Ancak şunu da unutmamak gerekir, modern dönem, aynı zamanda kapitalist üretim ilişkilerinin egemen olmaya başladığı zamandır. Buradan bakınca, modern/kapitalist dönem, insanlığın/uygarlık tarihinin seyri içinde bir öncekine - feodalizme- göre, daha ileri bir aşamayı ifade ediyor olsa da, yerleşik üretim ilişkileri ve bu ilişkiler üzerinden oluşan toplumsal/sınıfsal ayrışma ve de konumlanış, görece özgür hale gelen ‘modern birey’i, aynı anda yeni sorunlarla -yeni ‘kölelik’ olarak nitelendirilebilecek kertede sorunlara varana kadar- karşı karşıya bırakmıştır. Yani tarihsel gelişim serüveni bu zaman aralığında, hızı giderek artarak baş döndürücü bir seviyeye ulaşan ciddi kazanımlar elde edinilmiş olsa da, insan(lık) için ‘cennet’ hâlâ çok uzaktadır; buraya giden yolda birey/toplum ölçeğinde daha iyi, daha haysiyetli, adil ve mutlu bir yaşam ve de dünya için birey/toplum ölçeğinde, hayatın her alanını kapsayacak -ekonomik/siyasal/toplumsal- farklı enstrümanları içkin, bir mücadele sürecinin yaşanması kaçınılmazdır. Nitekim öyle de olacaktır ve bireyin sınırlı bir ömür olarak yaşadığı hayatının anlamının ne olup ne olmadığı sorusunun yanıtı da bu süreç içinde, şu ya da bu oranda, karşılık bulmaya başlayacaktır.

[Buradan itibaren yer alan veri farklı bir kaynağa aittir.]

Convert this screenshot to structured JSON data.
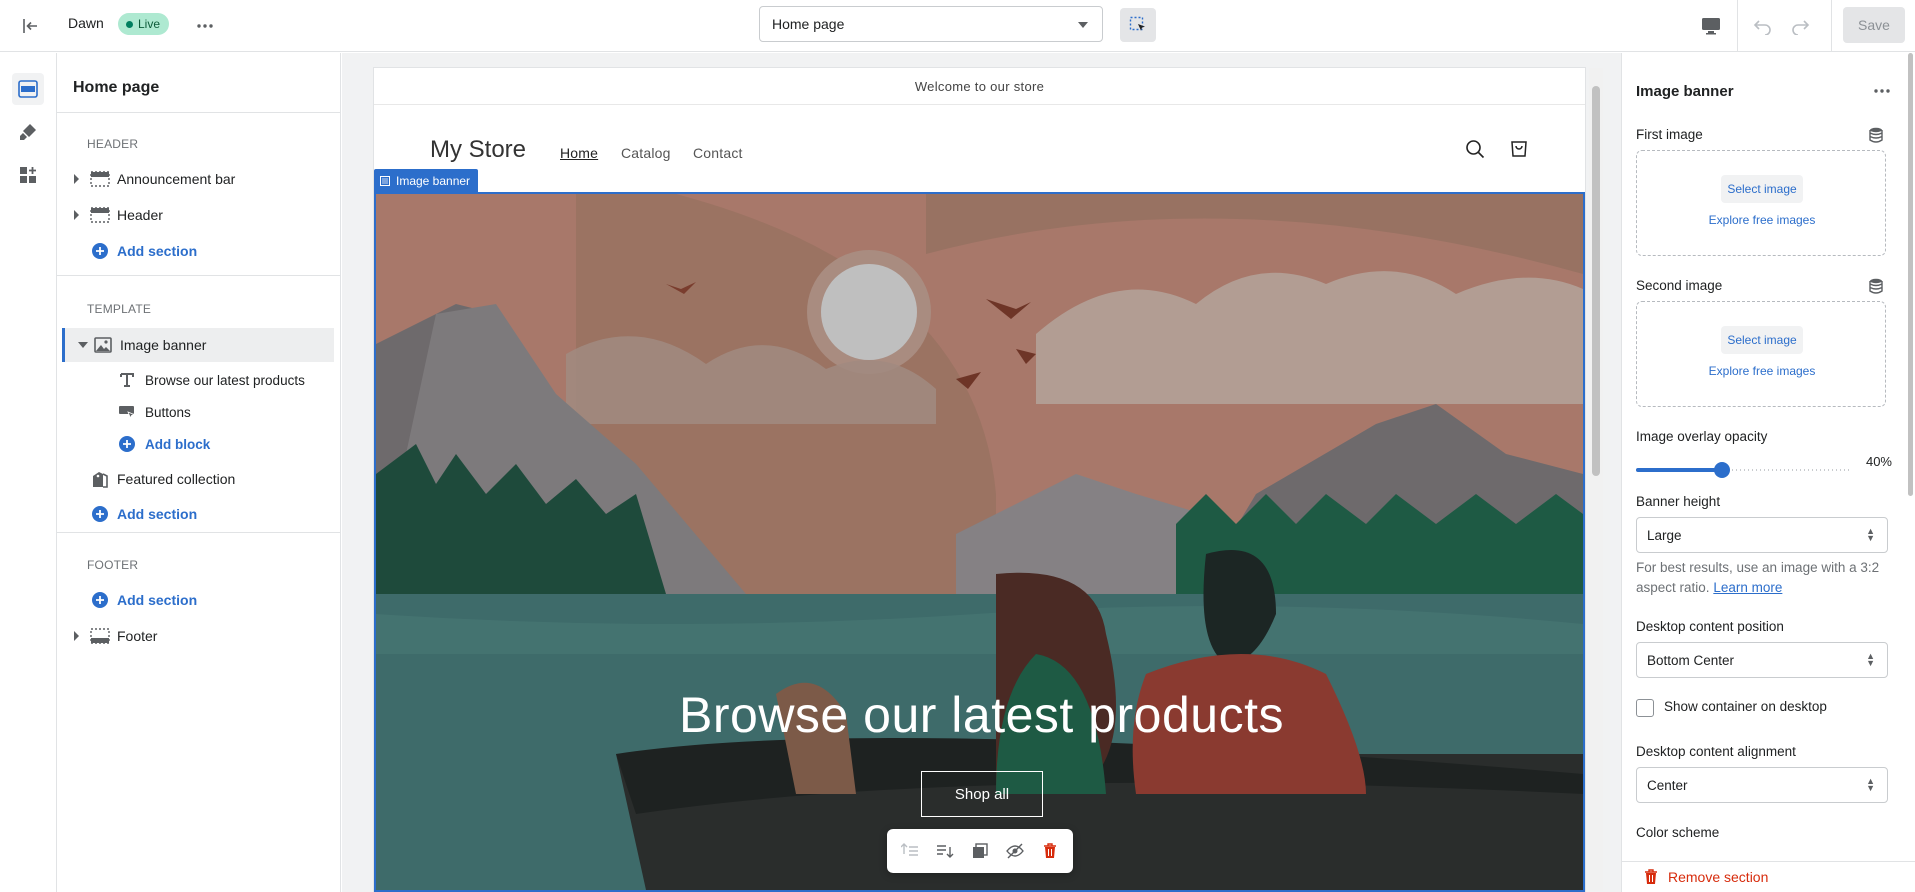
{
  "topbar": {
    "theme_name": "Dawn",
    "status_badge": "Live",
    "page_selector": "Home page",
    "save_label": "Save"
  },
  "sidebar": {
    "title": "Home page",
    "groups": {
      "header": "HEADER",
      "template": "TEMPLATE",
      "footer": "FOOTER"
    },
    "items": {
      "announcement_bar": "Announcement bar",
      "header": "Header",
      "add_section": "Add section",
      "image_banner": "Image banner",
      "block_heading": "Browse our latest products",
      "block_buttons": "Buttons",
      "add_block": "Add block",
      "featured_collection": "Featured collection",
      "footer": "Footer"
    }
  },
  "preview": {
    "announcement": "Welcome to our store",
    "store_name": "My Store",
    "nav": [
      "Home",
      "Catalog",
      "Contact"
    ],
    "section_tag": "Image banner",
    "banner_heading": "Browse our latest products",
    "banner_button": "Shop all"
  },
  "settings": {
    "title": "Image banner",
    "first_image_label": "First image",
    "second_image_label": "Second image",
    "select_image": "Select image",
    "explore_free_images": "Explore free images",
    "overlay_label": "Image overlay opacity",
    "overlay_value": 40,
    "overlay_display": "40%",
    "banner_height_label": "Banner height",
    "banner_height_value": "Large",
    "help_text": "For best results, use an image with a 3:2 aspect ratio.",
    "learn_more": "Learn more",
    "content_position_label": "Desktop content position",
    "content_position_value": "Bottom Center",
    "show_container_label": "Show container on desktop",
    "show_container_checked": false,
    "content_alignment_label": "Desktop content alignment",
    "content_alignment_value": "Center",
    "color_scheme_label": "Color scheme",
    "remove_section": "Remove section"
  },
  "colors": {
    "accent": "#2c6ecb",
    "danger": "#d72c0d",
    "live_badge": "#aee9d1"
  }
}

Modern dönem bağlamında burada dikkat çeken bir başka husus, etkileri ve işlevleri bakımından özellikle son iki yüz yılda yoğunluk kazanan ideolojilerin belirleyici olmasıdır. O kadar ki dönem aynı zamanda ‘İdeolojiler Çağı’ olarak da anılacaktır. İdeolojilerin belirgin özellikleri ise, kendi totaliteleri içinde dünyayı açıklama, sorun çözme ve önermede bulunmalarıyla, bunu yerine getirirken, kesinlik ve de yanılmazlık konusundaki ısrarları, doğruyu kendi inhisarlarına almalarıdır. Etki güçleri de buradan kaynaklanmaktadır. Şundan; kesinlik ve yanılmazlık, belirsizlik ve bunun yaratacağı endişeyi izale etmekte başarılı olduğu kadar, doğrunun ve bilginin kolay elde edilmesini sağlamak ve de güven verici olmak bakımından da tercih sebebidir. Bunların da ideolojilere geniş kesimleri kuşatmak/kucaklamak, kendinde birleştirmek ve harekete geçirebilmek gibi meziyetler kazandırdığı aşikârdır. Ancak hepsi bu kadar değildir, paradoksal biçimde handikap da yine burada açığa çıkmaktadır; kesinlik ve yanılmazlık iddiaları, ideolojilerin kendi dışına taşamamaları, öteki ile sağlıklı diyalog kuramamaları, farklı olanı reddetmeleri sonuçlarını doğurmakta, bu da her bakımdan ‘eksik’ kalmalarına neden olmaktadır. (En özgürlükçü ve de alternatifsiz olduğu iddiasını taşıyan, eskisiyle ve yenisiyle liberalizmin de bugün itibarıyla çuvalladığı yer işte burasıdır) Bu ‘eksiklik’ nedeniyledir ki ‘doğruluk ve yanılmazlık’ iddialarının aksine ideolojiler ‘yanlışlık’ (yanlış bilinç) ve yanılgılarla da maluldür. Burada şunu da ilave etmek gerekir: Yüksek değer ve idealleriyle güçlü bir alternatif olan, sistem/düzen olarak kendini gerçekleştirme imkânı bulan solun da aynı yerde tükenmesi, mutlaklık ve kesinlik taşıdığı, kendi üstüne kapandığı sürece ‘ideoloji hastalığı’nın, derece farkı gösterse de mahiyet farkı gözetmeden bütün ideolojilere şamil olduğudur. Bu gerçeklik ise ideolojiler dünyası içinde -benimsediği ideolojiye göre- şu veya bu oranda yer alan, doğrudan ya da dolaylı olarak ona tabi olan (modern) bireyin de aynı maluliyete maruz kalması/kalabileceği demektir.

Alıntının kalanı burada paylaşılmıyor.